Marina le dice al periodista que van a ganar, pero en el fondo sabe que eso es más un sueño, un deseo intenso y profundo, que una posibilidad real. Rusia no es ya tan grande, pero es un oso herido con garras nucleares que puede avanzar hacia la desesperada: morir si al final se ve ya muerto. Le sorprendió que Europa no creyera que Putin iba a invadir su país, que solo Estados Unidos expresara certeza ante una Unión Europea que seguía anclada en el sueño de libertad continental. No se lo creyeron y aquí estamos, con el país arrasado y Europa amenazada por armas nucleares. No son tan listos los europeos, piensa Marina, cuando durante décadas han estado amarrando su destino al gas ruso sin pensar ni por un momento que eso podría causar problemas si Rusia decidía girar el tablero. La gran potencia alemana no es tan potencia si se le rasca un poquito.

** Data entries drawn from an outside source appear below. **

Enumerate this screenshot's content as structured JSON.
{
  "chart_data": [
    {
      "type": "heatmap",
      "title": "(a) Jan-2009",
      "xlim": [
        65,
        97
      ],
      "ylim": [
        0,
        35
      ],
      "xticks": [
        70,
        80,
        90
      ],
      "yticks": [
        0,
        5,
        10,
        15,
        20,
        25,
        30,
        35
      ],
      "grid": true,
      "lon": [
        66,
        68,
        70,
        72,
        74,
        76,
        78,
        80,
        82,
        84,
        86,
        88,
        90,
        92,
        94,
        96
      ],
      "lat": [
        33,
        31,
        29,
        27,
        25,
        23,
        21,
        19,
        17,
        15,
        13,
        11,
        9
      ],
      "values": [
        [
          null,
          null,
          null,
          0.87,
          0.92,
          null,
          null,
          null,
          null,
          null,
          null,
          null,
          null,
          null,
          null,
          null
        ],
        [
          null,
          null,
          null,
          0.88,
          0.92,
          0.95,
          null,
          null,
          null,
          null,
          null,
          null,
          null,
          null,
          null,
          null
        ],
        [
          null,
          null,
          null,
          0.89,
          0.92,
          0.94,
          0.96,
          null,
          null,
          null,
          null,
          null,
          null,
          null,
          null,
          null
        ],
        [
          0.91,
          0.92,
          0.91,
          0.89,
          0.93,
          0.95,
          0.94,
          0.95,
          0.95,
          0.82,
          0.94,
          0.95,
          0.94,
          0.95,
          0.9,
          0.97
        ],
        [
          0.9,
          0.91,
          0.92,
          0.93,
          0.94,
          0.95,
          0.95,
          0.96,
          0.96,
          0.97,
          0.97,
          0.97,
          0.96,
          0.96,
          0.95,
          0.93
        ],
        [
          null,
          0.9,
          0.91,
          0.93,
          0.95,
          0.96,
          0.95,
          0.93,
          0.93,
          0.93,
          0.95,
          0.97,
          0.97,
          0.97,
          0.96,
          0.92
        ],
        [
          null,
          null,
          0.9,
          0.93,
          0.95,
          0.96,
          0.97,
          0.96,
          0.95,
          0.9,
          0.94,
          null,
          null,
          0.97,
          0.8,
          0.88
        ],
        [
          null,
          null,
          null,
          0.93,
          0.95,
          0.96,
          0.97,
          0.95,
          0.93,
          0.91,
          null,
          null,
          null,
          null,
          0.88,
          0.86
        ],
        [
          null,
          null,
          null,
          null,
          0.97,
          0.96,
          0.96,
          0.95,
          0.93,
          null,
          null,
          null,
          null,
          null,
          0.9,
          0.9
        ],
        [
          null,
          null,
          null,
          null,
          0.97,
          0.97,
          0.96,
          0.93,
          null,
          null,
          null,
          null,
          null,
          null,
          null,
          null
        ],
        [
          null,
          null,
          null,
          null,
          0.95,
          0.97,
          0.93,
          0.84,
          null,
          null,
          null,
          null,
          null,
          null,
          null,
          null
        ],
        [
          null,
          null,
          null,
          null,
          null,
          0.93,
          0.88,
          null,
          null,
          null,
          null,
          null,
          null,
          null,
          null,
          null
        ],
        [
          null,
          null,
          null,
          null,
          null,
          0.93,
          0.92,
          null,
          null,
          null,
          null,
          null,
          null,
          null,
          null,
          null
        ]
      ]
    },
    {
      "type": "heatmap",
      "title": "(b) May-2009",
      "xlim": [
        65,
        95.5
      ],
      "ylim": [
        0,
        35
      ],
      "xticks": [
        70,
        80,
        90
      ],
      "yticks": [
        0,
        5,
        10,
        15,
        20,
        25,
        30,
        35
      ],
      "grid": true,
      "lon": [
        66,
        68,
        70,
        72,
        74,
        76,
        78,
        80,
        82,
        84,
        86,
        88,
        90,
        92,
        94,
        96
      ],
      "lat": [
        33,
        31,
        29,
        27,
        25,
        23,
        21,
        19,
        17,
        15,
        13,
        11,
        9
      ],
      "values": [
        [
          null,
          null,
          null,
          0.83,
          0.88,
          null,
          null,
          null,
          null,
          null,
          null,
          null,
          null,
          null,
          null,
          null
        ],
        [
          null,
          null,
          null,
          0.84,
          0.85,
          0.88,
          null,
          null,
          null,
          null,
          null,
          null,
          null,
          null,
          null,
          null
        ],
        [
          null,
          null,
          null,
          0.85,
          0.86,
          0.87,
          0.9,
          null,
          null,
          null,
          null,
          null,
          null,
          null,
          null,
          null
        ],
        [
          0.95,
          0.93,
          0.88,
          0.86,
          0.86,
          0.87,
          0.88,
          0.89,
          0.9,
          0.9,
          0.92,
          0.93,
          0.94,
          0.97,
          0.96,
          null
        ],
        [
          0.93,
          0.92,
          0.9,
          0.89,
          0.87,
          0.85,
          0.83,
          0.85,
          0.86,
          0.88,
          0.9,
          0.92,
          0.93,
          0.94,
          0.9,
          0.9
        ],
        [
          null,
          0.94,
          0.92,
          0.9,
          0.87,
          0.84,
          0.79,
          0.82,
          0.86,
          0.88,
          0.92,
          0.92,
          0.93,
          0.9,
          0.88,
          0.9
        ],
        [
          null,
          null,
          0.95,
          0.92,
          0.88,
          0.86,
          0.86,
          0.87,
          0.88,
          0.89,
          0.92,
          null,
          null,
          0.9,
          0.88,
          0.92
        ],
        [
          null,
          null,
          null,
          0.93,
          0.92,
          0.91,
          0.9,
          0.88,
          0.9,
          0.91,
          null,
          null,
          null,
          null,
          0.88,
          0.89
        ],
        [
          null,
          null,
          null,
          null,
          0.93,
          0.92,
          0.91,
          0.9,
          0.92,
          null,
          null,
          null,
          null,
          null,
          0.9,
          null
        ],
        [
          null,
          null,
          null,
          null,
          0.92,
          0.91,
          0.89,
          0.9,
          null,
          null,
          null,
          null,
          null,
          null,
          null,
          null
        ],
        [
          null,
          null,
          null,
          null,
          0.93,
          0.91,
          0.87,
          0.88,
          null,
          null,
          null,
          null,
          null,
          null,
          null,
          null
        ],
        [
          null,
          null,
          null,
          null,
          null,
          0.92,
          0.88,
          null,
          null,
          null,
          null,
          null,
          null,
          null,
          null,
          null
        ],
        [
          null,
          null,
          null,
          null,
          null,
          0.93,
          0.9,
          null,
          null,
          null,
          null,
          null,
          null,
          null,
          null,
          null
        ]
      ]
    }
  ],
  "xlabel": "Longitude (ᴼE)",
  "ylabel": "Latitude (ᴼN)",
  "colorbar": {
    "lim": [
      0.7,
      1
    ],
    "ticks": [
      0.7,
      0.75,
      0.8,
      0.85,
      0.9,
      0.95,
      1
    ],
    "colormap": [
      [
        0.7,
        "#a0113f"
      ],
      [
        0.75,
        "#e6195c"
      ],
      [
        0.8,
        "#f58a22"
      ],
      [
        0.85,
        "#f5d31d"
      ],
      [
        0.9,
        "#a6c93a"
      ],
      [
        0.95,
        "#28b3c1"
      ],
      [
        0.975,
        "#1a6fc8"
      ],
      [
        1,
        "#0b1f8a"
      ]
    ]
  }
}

Putin ha sido derrotado en lo político y en su estrategia, pero Rusia no admitirá jamás una derrota, antes se lleva por delante lo que haga falta. Tampoco permitirá que Ucrania recupere el Dombás –allí está Mariupol, la ciudad arrasada que nunca volverá a ser lo que fue–, o la península de Crimea.

El corazón de Marina late impulsado por el deseo de seguir echando a los rusos de su país aunque no se puedan alcanzar los objetivos ideales. Pero a veces, cuando se detiene en la mirada perdida de su madre, en su tristeza infinita por el país perdido y la vida rota, se pregunta si no habrá que pensar en algún momento en acabar con todo esto. A ella ya se le agota el dinero para mantener a su familia y ha oído que a muchas familias de acogida ya se les hace más que cuesta arriba seguir albergando en su casa a refugiados. Le gustaría poder abrazar a Víctor, su hermano, que esté vivo y tenga futuro.

Vuelve a ver en la tele las imágenes de mujeres que entre lágrimas despiden a sus hombres camino de la guerra. Quizá no vuelvan a verse nunca. Definitivamente esto tiene que acabar. Mira a su madre que de repente atiende a las imágenes de la tele. Son rusos, le aclara. ¿Y qué?, responde, sufren y van a sufrir, igual que nosotros.

Y quizá tenga razón. No sabe si un Putin débil es el mejor interlocutor posible, pero de las dos opciones que tiene, ir hacia adelante y arrasar más allá de lo que habíamos pensado, o sentarse a hablar para evitar que el desastre sea universal, quién sabe si forzarle a lo segundo o intentarlo no sería lo más inteligente ahora.